The books on this year’s longlist range far and wide, demonstrating the diversity and power of Australian women’s writing. Works by established and highly regarded writers such as Helen Garner and Joan London sit alongside books by exciting new voices and emerging authors; the list includes three debut works, and five books by authors under the age of 40.
The 2015 Stella Prize longlist is:
- Foreign Soil by Maxine Beneba Clarke (Hachette)
- The Strays by Emily Bitto (Affirm Press)
- Only the Animals by Ceridwen Dovey (Penguin)
- This House of Grief by Helen Garner (Text Publishing)
- Golden Boys by Sonya Hartnett (Penguin)
- The Invisible History of the Human Race by Christine Kenneally (Black Inc)
- The Eye of the Sheep by Sofie Laguna (Allen & Unwin)
- The Golden Age by Joan London (Random House)
- Laurinda by Alice Pung (Black Inc)
- Nest by Inga Simpson (Hachette)
- Heat and Light by Ellen van Neerven (UQP)
- In My Mother’s Hands by Biff Ward (Allen & Unwin)

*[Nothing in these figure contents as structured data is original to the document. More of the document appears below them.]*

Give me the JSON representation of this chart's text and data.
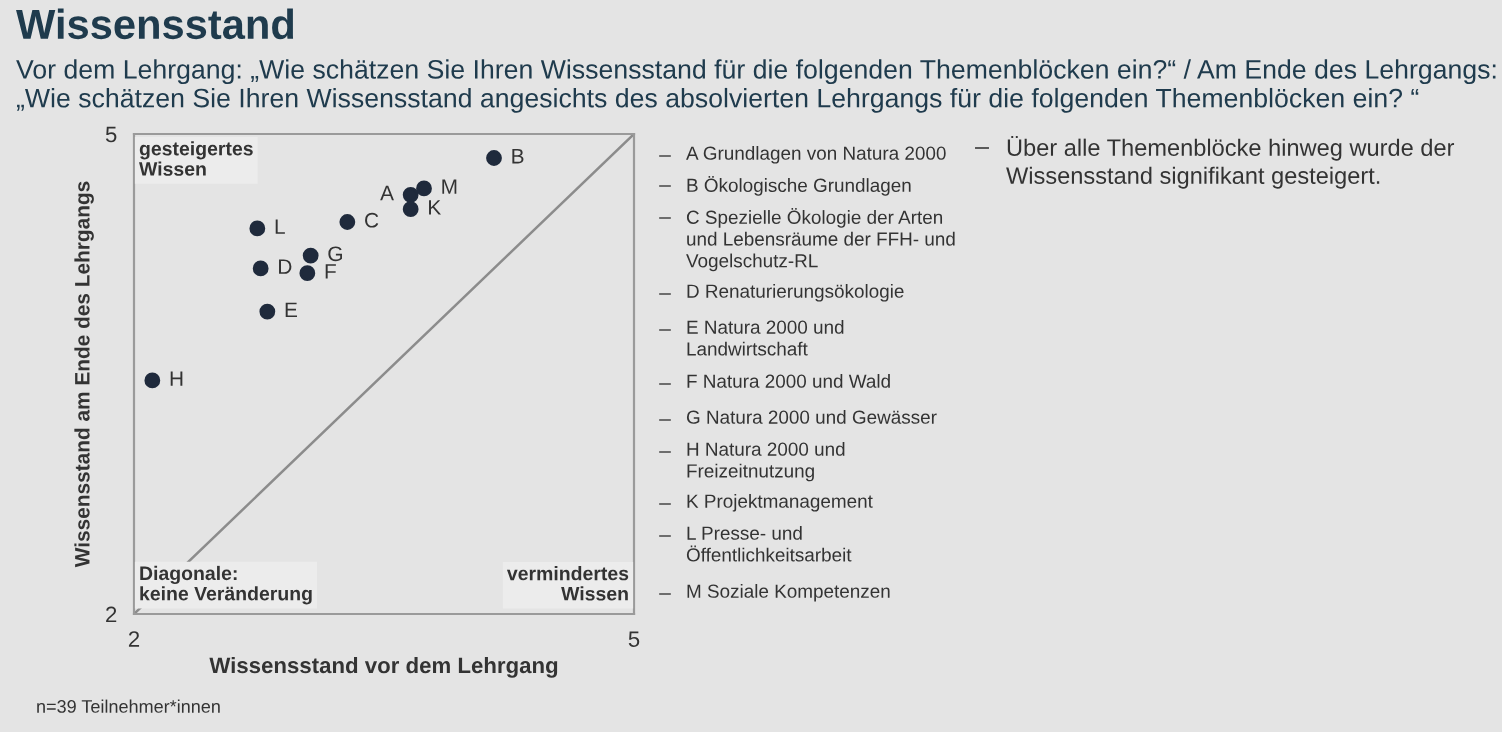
{
  "chart_data": {
    "type": "scatter",
    "title": "Wissensstand",
    "subtitle": "Vor dem Lehrgang: „Wie schätzen Sie Ihren Wissensstand für die folgenden Themenblöcken ein?“ / Am Ende des Lehrgangs:\n„Wie schätzen Sie Ihren Wissensstand angesichts des absolvierten Lehrgangs für die folgenden Themenblöcken ein? “",
    "xlabel": "Wissensstand vor dem Lehrgang",
    "ylabel": "Wissensstand am Ende des Lehrgangs",
    "xlim": [
      2,
      5
    ],
    "ylim": [
      2,
      5
    ],
    "xticks": [
      2,
      5
    ],
    "yticks": [
      2,
      5
    ],
    "grid": false,
    "legend": false,
    "series": [
      {
        "marker": "circle",
        "color": "#1f2a3c",
        "x": [
          3.66,
          4.16,
          3.28,
          2.76,
          2.8,
          3.04,
          3.06,
          2.11,
          3.66,
          2.74,
          3.74
        ],
        "values": [
          4.62,
          4.85,
          4.45,
          4.16,
          3.89,
          4.13,
          4.24,
          3.46,
          4.53,
          4.41,
          4.66
        ]
      },
      {
        "type": "line",
        "color": "#8c8c8c",
        "x": [
          2,
          5
        ],
        "values": [
          2,
          5
        ]
      }
    ],
    "annotations": [
      {
        "text": "A",
        "x": 3.66,
        "y": 4.62
      },
      {
        "text": "B",
        "x": 4.16,
        "y": 4.85
      },
      {
        "text": "C",
        "x": 3.28,
        "y": 4.45
      },
      {
        "text": "D",
        "x": 2.76,
        "y": 4.16
      },
      {
        "text": "E",
        "x": 2.8,
        "y": 3.89
      },
      {
        "text": "F",
        "x": 3.04,
        "y": 4.13
      },
      {
        "text": "G",
        "x": 3.06,
        "y": 4.24
      },
      {
        "text": "H",
        "x": 2.11,
        "y": 3.46
      },
      {
        "text": "K",
        "x": 3.66,
        "y": 4.53
      },
      {
        "text": "L",
        "x": 2.74,
        "y": 4.41
      },
      {
        "text": "M",
        "x": 3.74,
        "y": 4.66
      },
      "gesteigertes\nWissen",
      "vermindertes\nWissen",
      "Diagonale:\nkeine Veränderung",
      "A Grundlagen von Natura 2000",
      "B Ökologische Grundlagen",
      "C Spezielle Ökologie der Arten\nund Lebensräume der FFH- und\nVogelschutz-RL",
      "D Renaturierungsökologie",
      "E Natura 2000 und\nLandwirtschaft",
      "F Natura 2000 und Wald",
      "G Natura 2000 und Gewässer",
      "H Natura 2000 und\nFreizeitnutzung",
      "K Projektmanagement",
      "L Presse- und\nÖffentlichkeitsarbeit",
      "M Soziale Kompetenzen",
      "Über alle Themenblöcke hinweg wurde der\nWissensstand signifikant gesteigert.",
      "n=39 Teilnehmer*innen"
    ]
  }
}
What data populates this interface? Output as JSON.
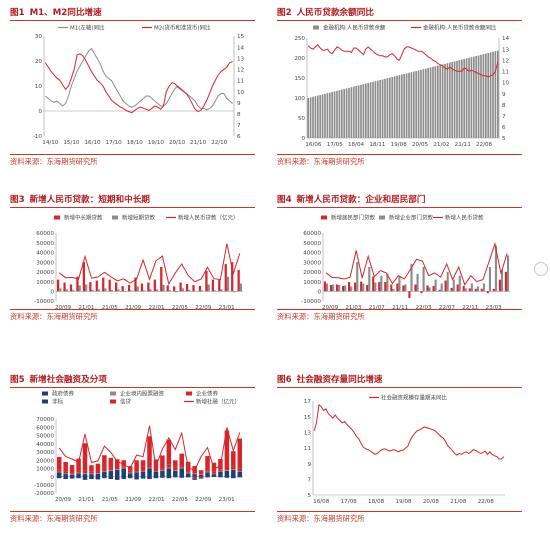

“For the third year in a row, the longlist for the Stella Prize reveals the wealth of talent and skill across a broad spectrum of authors, genres and styles in Australian women’s writing. Of the twelve writers whose work appears on the longlist for 2015, almost half a century separates the youngest from the oldest. Some of these writers have just published their first books, while others are experienced veterans of the Australian literary scene. The list includes science writing, short stories, reportage, novels, memoir, and fiction for young adults. Some of the books focus on animals and the natural world, some on children, and some on the things that order our human lives, from the dramatic moral theatre of the law courts to the tiny complexities of DNA.
“The exercise of power is a recurrent theme: the power of one race or class over another, of humans over animals, and, most of all, the power of adults over children. The vulnerability of children and the harm that can befall them is a particularly strong theme running through the list, and there’s a kind of symmetry in the fact that, this year, the longlist for a women’s prize should feature several books about boys and boyhood. This year’s list is best summed up in the words of one of the few female winners of the Nobel Prize for Literature, Chile’s Gabriela Mistral, who won the prize in 1945: ‘We are guilty of many errors and many faults, but our worst crime is abandoning the children, neglecting the fountain of life.’”
Executive Director of the Stella Prize, Aviva Tuffield, says:
“In 2015 the Stella Prize judges have selected a rich, varied and vibrant longlist of books that in their eyes fulfil the judging criteria of “excellent, original and engaging”. It is so pleasing to observe not only the range of genres, forms and subjects covered by this longlist, but also to witness established writers at the peak of their powers sitting alongside younger and debut authors who are just setting out on their writing careers.”
Watch nine of the longlisted authors read from their remarkable books in this video of our special online event, Presenting the Stella Prize Longlist.
The 2015 Stella Prize shortlist will be announced at 12 noon AEDT on Thursday 12 March, and the 2015 Stella Prize will be awarded in Melbourne on the evening of Tuesday 21 April.